Es sind dramatische, erkenntnisreiche Bilder, die uns derzeit aus Weißrussland erreichen. Migranten übernachten in Unterführungen, besichtigen in Menschentrauben die Schönheiten der weißrussischen Hauptstadt. Es sind inzwischen Tausende, die in Weißrussland gelandet sind. Videos aus Weißrussland zeigen, wie die Migranten in großen Trecks zur Grenze ziehen und teilweise von weißrussischen Uniformierten mit Hunden und Gewehren bewacht werden. Vor allem sind es junge Männer, die sich teils selbst bei ihrem Fußmarsch filmen, daneben auch einige Frauen mit Kindern auf dem Arm.
Alexander Lukaschenko hat entschieden, sein Land zum Drehkreuz der irregulären Migration aus dem Nahen Osten zu machen und der EU so heimzuzahlen, was sie ihm an Sanktionen aufbürdete. Die Flugverbindungen in sein Land, die neben den Ländern der ehemaligen Sowjetunion vor allem den Nahen Osten bedienen, sprechen eine deutliche Sprache. Die Flüge aus Nahost hat Lukaschenko zuletzt stark ausgebaut.

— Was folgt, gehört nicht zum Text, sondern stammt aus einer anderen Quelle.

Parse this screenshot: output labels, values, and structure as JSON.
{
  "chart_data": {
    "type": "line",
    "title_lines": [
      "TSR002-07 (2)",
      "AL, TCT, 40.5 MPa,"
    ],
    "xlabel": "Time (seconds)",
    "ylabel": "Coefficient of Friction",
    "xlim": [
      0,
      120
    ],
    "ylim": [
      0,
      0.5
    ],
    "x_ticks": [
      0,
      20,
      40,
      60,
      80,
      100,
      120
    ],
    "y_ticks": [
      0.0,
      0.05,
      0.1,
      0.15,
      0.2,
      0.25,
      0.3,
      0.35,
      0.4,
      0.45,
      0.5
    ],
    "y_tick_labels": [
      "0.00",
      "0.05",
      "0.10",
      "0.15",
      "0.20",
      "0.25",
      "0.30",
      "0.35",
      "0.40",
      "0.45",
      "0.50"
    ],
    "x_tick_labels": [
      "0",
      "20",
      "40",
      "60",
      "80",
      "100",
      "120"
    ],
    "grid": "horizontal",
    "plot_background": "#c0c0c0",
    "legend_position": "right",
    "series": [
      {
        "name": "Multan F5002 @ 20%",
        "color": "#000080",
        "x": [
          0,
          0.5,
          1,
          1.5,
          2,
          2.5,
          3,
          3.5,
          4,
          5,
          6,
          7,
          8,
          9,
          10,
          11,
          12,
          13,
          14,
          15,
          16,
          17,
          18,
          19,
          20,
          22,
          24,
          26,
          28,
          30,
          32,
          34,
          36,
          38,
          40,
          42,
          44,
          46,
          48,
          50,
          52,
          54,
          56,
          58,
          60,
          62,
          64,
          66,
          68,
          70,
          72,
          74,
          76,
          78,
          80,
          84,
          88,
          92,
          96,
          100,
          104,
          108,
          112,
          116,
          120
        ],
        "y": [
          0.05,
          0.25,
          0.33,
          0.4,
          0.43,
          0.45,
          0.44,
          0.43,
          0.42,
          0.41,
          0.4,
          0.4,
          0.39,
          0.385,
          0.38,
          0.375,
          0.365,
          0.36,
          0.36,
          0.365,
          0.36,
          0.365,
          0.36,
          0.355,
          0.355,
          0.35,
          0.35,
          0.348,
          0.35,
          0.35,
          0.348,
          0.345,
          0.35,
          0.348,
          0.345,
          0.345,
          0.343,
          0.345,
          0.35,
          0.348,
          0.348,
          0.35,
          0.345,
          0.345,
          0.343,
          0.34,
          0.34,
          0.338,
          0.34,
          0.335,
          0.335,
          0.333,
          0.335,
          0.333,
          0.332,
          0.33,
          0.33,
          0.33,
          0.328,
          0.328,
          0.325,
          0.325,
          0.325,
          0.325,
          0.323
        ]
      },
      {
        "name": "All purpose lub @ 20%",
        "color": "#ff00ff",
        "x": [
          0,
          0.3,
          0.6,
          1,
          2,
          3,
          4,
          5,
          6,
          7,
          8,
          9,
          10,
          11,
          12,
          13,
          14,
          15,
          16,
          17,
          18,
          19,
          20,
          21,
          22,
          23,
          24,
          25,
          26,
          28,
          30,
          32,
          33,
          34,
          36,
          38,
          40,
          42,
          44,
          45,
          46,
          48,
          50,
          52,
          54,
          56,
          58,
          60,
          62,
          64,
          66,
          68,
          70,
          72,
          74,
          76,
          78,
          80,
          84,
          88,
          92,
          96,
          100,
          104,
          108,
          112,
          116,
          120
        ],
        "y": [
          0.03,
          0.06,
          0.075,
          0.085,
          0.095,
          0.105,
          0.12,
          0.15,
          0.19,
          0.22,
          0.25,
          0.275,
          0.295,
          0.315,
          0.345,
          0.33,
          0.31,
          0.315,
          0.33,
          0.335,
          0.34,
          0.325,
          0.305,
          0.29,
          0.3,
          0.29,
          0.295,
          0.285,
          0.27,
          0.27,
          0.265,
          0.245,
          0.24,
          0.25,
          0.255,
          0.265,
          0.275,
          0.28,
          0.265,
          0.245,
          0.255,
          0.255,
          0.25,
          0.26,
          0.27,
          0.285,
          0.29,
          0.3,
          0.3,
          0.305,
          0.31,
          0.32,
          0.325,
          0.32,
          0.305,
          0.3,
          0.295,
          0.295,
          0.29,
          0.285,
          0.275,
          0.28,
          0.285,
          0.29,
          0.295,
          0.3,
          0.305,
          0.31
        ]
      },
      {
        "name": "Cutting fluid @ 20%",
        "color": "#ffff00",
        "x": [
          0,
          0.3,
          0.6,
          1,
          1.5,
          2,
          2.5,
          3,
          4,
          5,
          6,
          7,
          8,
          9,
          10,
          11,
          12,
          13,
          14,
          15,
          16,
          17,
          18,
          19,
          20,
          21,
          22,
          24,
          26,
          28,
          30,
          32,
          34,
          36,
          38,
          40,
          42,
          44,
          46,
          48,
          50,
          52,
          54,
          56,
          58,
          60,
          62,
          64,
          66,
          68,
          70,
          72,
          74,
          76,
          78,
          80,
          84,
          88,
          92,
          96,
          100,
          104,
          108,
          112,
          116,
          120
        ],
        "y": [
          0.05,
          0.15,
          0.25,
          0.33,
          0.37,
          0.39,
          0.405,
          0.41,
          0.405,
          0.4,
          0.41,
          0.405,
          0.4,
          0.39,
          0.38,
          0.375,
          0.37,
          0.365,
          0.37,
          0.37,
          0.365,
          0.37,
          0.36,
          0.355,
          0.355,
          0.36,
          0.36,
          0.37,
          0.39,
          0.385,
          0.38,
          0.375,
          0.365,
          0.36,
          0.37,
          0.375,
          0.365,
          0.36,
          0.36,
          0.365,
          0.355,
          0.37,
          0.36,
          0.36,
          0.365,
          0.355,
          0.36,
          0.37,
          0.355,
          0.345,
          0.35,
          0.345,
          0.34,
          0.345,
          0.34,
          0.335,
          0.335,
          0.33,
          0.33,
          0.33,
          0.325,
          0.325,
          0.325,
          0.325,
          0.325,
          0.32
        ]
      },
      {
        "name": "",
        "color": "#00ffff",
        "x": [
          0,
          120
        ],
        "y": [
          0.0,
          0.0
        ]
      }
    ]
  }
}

Diese Entscheidungen des weißrussischen Präsidenten werden Folgen haben – vor allem für die EU. Etwa 1.000 Migranten aus der muslimischen Welt sollen so täglich nach Europa gelangen, um im nächsten Schritt die EU-Außengrenze zu stürmen, auch hier ermutigt, wenn nicht drangsaliert von weißrussischen Kräften.
Dass es an manchen Stellen dann doch zu Durchbrüchen und dem Eindringen von Migranten kommt, ist jedoch weniger ein Problem Polens als vielmehr das seines westlichen Nachbarn. Denn Deutschland ist das eigentliche Ziel dieser Glückssucher, bei denen man davon ausgehen kann, dass sie keine politische Verfolgung erleiden. Das ordnungsgemäße Besteigen eines Flugzeugs widerspricht diesem Gedanken. Doch Deutschland reagiert nur mit einer einzigen Maßnahme an seiner östlichen Grenze: Dem Ausbau der Registrierungskapazitäten. Inzwischen hat jedes der brandenburgischen Grenzreviere fünf Bundespolizisten nur für diese Arbeit abgestellt, die in Frankfurt (Oder) in einer zentralen Aufnahmestelle stattfindet.
Merkel, die Problemschafferin
Die Noch-Kanzlerin resümierte unterdessen ihre Kanzlerschaft in einem Interview mit der Deutschen Welle, wobei der Fragesteller brav alle lobenden Beinamen der Kanzlerin zitierte. »Mutti«-Rufe in Frankreich und Xavier Bettels »Kompromissmaschine« geben der scheidenden Kanzlerin die Gelegenheit, die Bescheidene zu spielen. Das tat sie aber nicht, als es um eine der zentralen Fragen ihrer Kanzlerschaft ging: Was geschah 2015 und war es ein Erfolg?
Eine letzte Suggestivfrage des DW-Stichwortgebers, sinngemäß zusammengefasst: Sie glauben aber schon, dass Deutschland heute besser aufgestellt ist für die neue Migrationswelle als 2015? Das glaubt Angela Merkel, aber nicht etwa, weil »wir polizeilich besser aufgestellt sind oder logistisch, wenn es um Betten geht«. Das alles schaffte Deutschland auch damals schon mit Ach und Krach.
Insofern kann man festhalten: Zu den Bildern, die am Ende von Angela Merkels Kanzlerschaft stehen, gehören seit heute auch die Migrantentrecks in Weißrussland, die zeigen, wohin die Selfies und warmen Willkommensworte von 2015 noch immer und immer weiter führen. Es sind auch Bilder aus Wäldern und von verlassenen Grenzabschnitten, in die die klandestinen Migranten von den weißrussischen Kräften getrieben werden. Es sind die unordentlichen Wahrheiten einer Politik der offenen Tür, in Osteuropa genauso wie auf dem Balkan.